Credo che oggi il nostro ruolo, quello delle altre organizzazioni europee e di tutti coloro che lavorano per un’Europa sociale sia di avere la forza di dire la verità, di avere il coraggio di dire a chiare lettere che le scelte che si stanno facendo aumentano la povertà: sono sempre più coloro a rischio di povertà mentre chi era a rischio prima della crisi oggi soffre sempre di più. Dobbiamo avere il coraggio di parlare chiaro e sperare che i nostri leader si sveglino, ci ascoltino e, finalmente, rispondano nella maniera giusta.
In Italia si sta finalmente
aprendo un dibattito sulla necessità di istituire anche da noi uno schema di
reddito minimo. Quale la posizione di EAPN?
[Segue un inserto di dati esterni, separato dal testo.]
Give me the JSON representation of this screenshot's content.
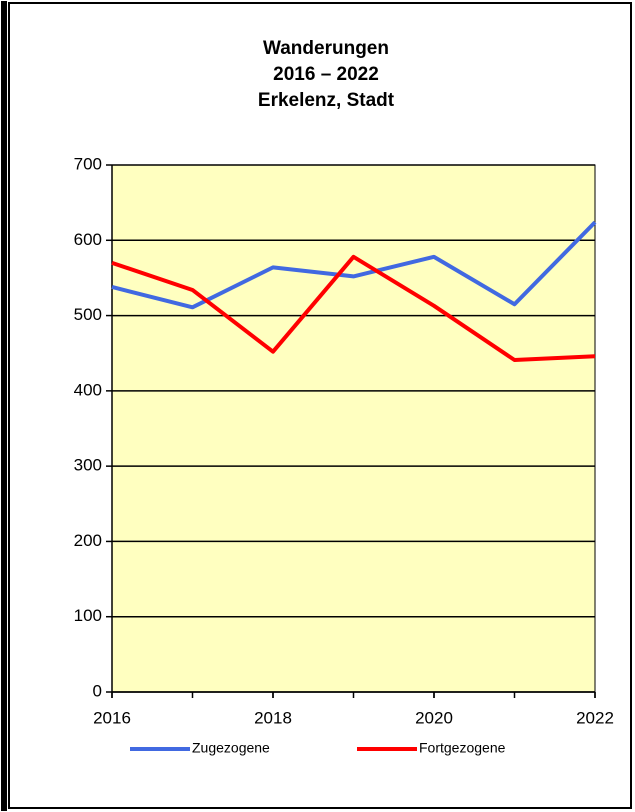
{
  "chart_data": {
    "type": "line",
    "title": [
      "Wanderungen",
      "2016 – 2022",
      "Erkelenz, Stadt"
    ],
    "x": [
      2016,
      2017,
      2018,
      2019,
      2020,
      2021,
      2022
    ],
    "xlim": [
      2016,
      2022
    ],
    "xticks": [
      2016,
      2018,
      2020,
      2022
    ],
    "ylim": [
      0,
      700
    ],
    "yticks": [
      0,
      100,
      200,
      300,
      400,
      500,
      600,
      700
    ],
    "grid": true,
    "plot_background": "#ffffc0",
    "series": [
      {
        "name": "Zugezogene",
        "color": "#4169e1",
        "values": [
          538,
          511,
          564,
          552,
          578,
          515,
          624
        ]
      },
      {
        "name": "Fortgezogene",
        "color": "#ff0000",
        "values": [
          570,
          534,
          452,
          578,
          513,
          441,
          446
        ]
      }
    ],
    "legend": "bottom"
  }
}
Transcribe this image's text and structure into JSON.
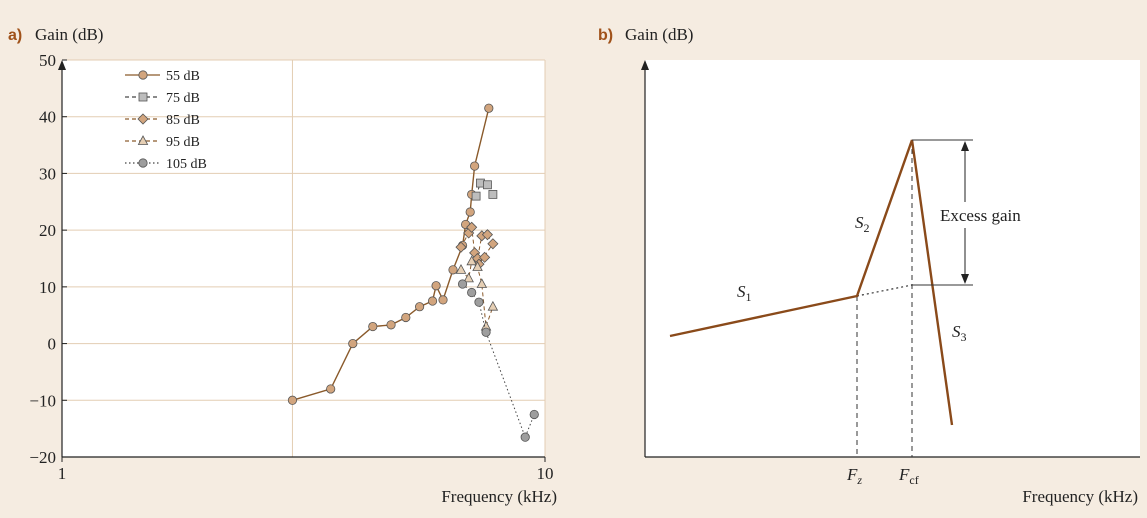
{
  "chart_data": [
    {
      "type": "scatter",
      "panel_letter": "a)",
      "ylabel": "Gain (dB)",
      "xlabel": "Frequency (kHz)",
      "x_scale": "log",
      "xlim": [
        1,
        10
      ],
      "ylim": [
        -20,
        50
      ],
      "x_ticks": [
        1,
        10
      ],
      "y_ticks": [
        -20,
        -10,
        0,
        10,
        20,
        30,
        40,
        50
      ],
      "grid": "light horizontal gridlines every 10 dB and a vertical gridline near 3 kHz",
      "legend_position": "top-left",
      "series": [
        {
          "name": "55 dB",
          "marker": "circle",
          "line": "solid",
          "color": "#8a5a2b",
          "marker_fill": "#d2a57e",
          "points": [
            [
              3.0,
              -10
            ],
            [
              3.6,
              -8
            ],
            [
              4.0,
              0
            ],
            [
              4.4,
              3
            ],
            [
              4.8,
              3.3
            ],
            [
              5.15,
              4.6
            ],
            [
              5.5,
              6.5
            ],
            [
              5.85,
              7.5
            ],
            [
              5.95,
              10.2
            ],
            [
              6.15,
              7.7
            ],
            [
              6.45,
              13
            ],
            [
              6.75,
              17.3
            ],
            [
              6.85,
              21
            ],
            [
              7.0,
              23.2
            ],
            [
              7.05,
              26.3
            ],
            [
              7.15,
              31.3
            ],
            [
              7.65,
              41.5
            ]
          ]
        },
        {
          "name": "75 dB",
          "marker": "square",
          "line": "dashed",
          "color": "#444444",
          "marker_fill": "#bdbdbd",
          "points": [
            [
              7.2,
              26
            ],
            [
              7.35,
              28.3
            ],
            [
              7.6,
              28
            ],
            [
              7.8,
              26.3
            ]
          ]
        },
        {
          "name": "85 dB",
          "marker": "diamond",
          "line": "dashed",
          "color": "#8a5a2b",
          "marker_fill": "#d2a57e",
          "points": [
            [
              6.7,
              17
            ],
            [
              6.95,
              19.5
            ],
            [
              7.05,
              20.5
            ],
            [
              7.15,
              16
            ],
            [
              7.25,
              15
            ],
            [
              7.4,
              19
            ],
            [
              7.6,
              19.2
            ],
            [
              7.8,
              17.6
            ],
            [
              7.3,
              14
            ],
            [
              7.5,
              15.2
            ]
          ]
        },
        {
          "name": "95 dB",
          "marker": "triangle",
          "line": "dashed",
          "color": "#8a5a2b",
          "marker_fill": "#e6cfb4",
          "points": [
            [
              6.7,
              13
            ],
            [
              6.95,
              11.5
            ],
            [
              7.05,
              14.5
            ],
            [
              7.25,
              13.5
            ],
            [
              7.4,
              10.5
            ],
            [
              7.55,
              3
            ],
            [
              7.8,
              6.5
            ]
          ]
        },
        {
          "name": "105 dB",
          "marker": "circle",
          "line": "dotted",
          "color": "#444444",
          "marker_fill": "#9e9e9e",
          "points": [
            [
              6.75,
              10.5
            ],
            [
              7.05,
              9
            ],
            [
              7.3,
              7.3
            ],
            [
              7.55,
              2
            ],
            [
              9.1,
              -16.5
            ],
            [
              9.5,
              -12.5
            ]
          ]
        }
      ]
    },
    {
      "type": "line",
      "panel_letter": "b)",
      "ylabel": "Gain (dB)",
      "xlabel": "Frequency (kHz)",
      "schematic": true,
      "x_markers": [
        "F_z",
        "F_cf"
      ],
      "segment_labels": [
        "S_1",
        "S_2",
        "S_3"
      ],
      "annotation": "Excess gain",
      "series": [
        {
          "line": "solid",
          "color": "#8a4a1a",
          "points": [
            [
              0.07,
              0.33
            ],
            [
              0.57,
              0.44
            ],
            [
              0.71,
              0.91
            ],
            [
              0.8,
              0.09
            ]
          ]
        },
        {
          "line": "dotted",
          "color": "#444444",
          "points": [
            [
              0.57,
              0.44
            ],
            [
              0.71,
              0.47
            ]
          ]
        }
      ]
    }
  ]
}
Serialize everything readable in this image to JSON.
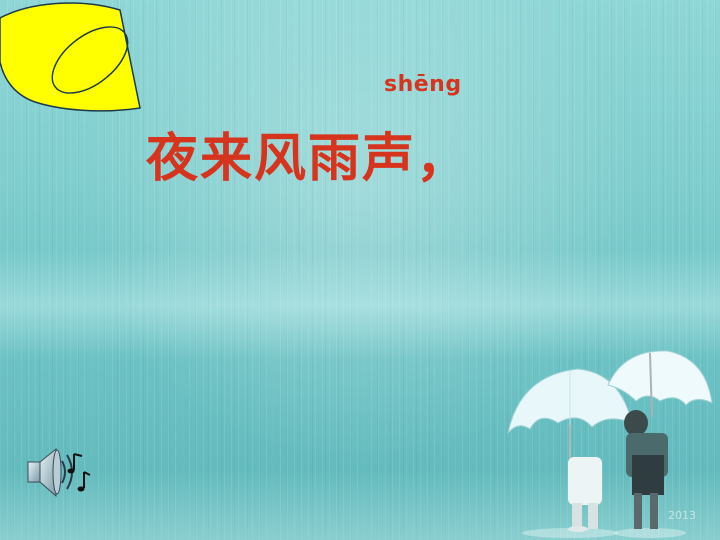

Il reddito minimo è una delle tante risposte giuste che ci aspettiamo, uno dei pilastri della strategia per l’ “Inclusione Attiva”. Tutti devono avere un reddito minimo decente che li faccia sentire parte della società, che dia a tutti e tutte la possibilità di spendere, di avere una qualche base economica che li metta in grado di contribuire alla ripresa e non essere parte del problema. Al reddito minimo va comunque unito il lavoro di qualità. Oggi, in Europa, siamo caduti nella trappola dei lavori senza qualità e sono tanti coloro che, pur lavorando, sono comunque poveri. Dobbiamo tornare a occuparci della qualità del lavoro, rifiutandoci di pensare che c’è chi non ne troverà mai uno. In tutto questo i servizi pubblici hanno un ruolo fondamentale: sia quelli a carattere economico, come i trasporti pubblici, l’acqua, l’energia ai quali tutti devono poter accedere, sia i servizi sociali che devono essere ben organizzati e a carattere universale, sia il sostegno a chi vive in povertà o è socialmente escluso.
Si è discusso ultimamente
della possibilità che la Commissione europea proponga una direttiva quadro sul
reddito minimo. Quali le possibilità che questa discussione si traduca in
realtà e quale la posizione di EAPN?
La Commissione europea ha fatto chiaramente intendere che non ha alcuna intenzione di procedure su questa strada, almeno per il momento e propone, invece, di valutare se e come gli stati membri abbiano messo mano alla Raccomandazione sull’Inclusione Attiva. Però, il Parlamento europeo sta lavorando molto su questo fronte e la settimana scorsa (inizi di gennaio, per chi legge) un parlamentare europeo ha esplicitamente chiesto alla Commissione di rendere pubblica la sua posizione in materia. Possiamo dire che il Parlamento europeo sta lavorando ai fianchi della Commissione, anche se quest’ultima continua a resistere. EAPN ha una posizione molto chiara. L'istituzione di schemi di reddito minimo adeguato in tutti gli stati membri sarebbe una misura molto utile che, da una parte, aiuterebbe molte persone ad uscire dalla povertà e, dall’altra, ricreerebbe fiducia nell’Europa perché, finalmente, lancerebbe un segnale positivo, occupandosi dei bisogni reali dei suoi cittadini.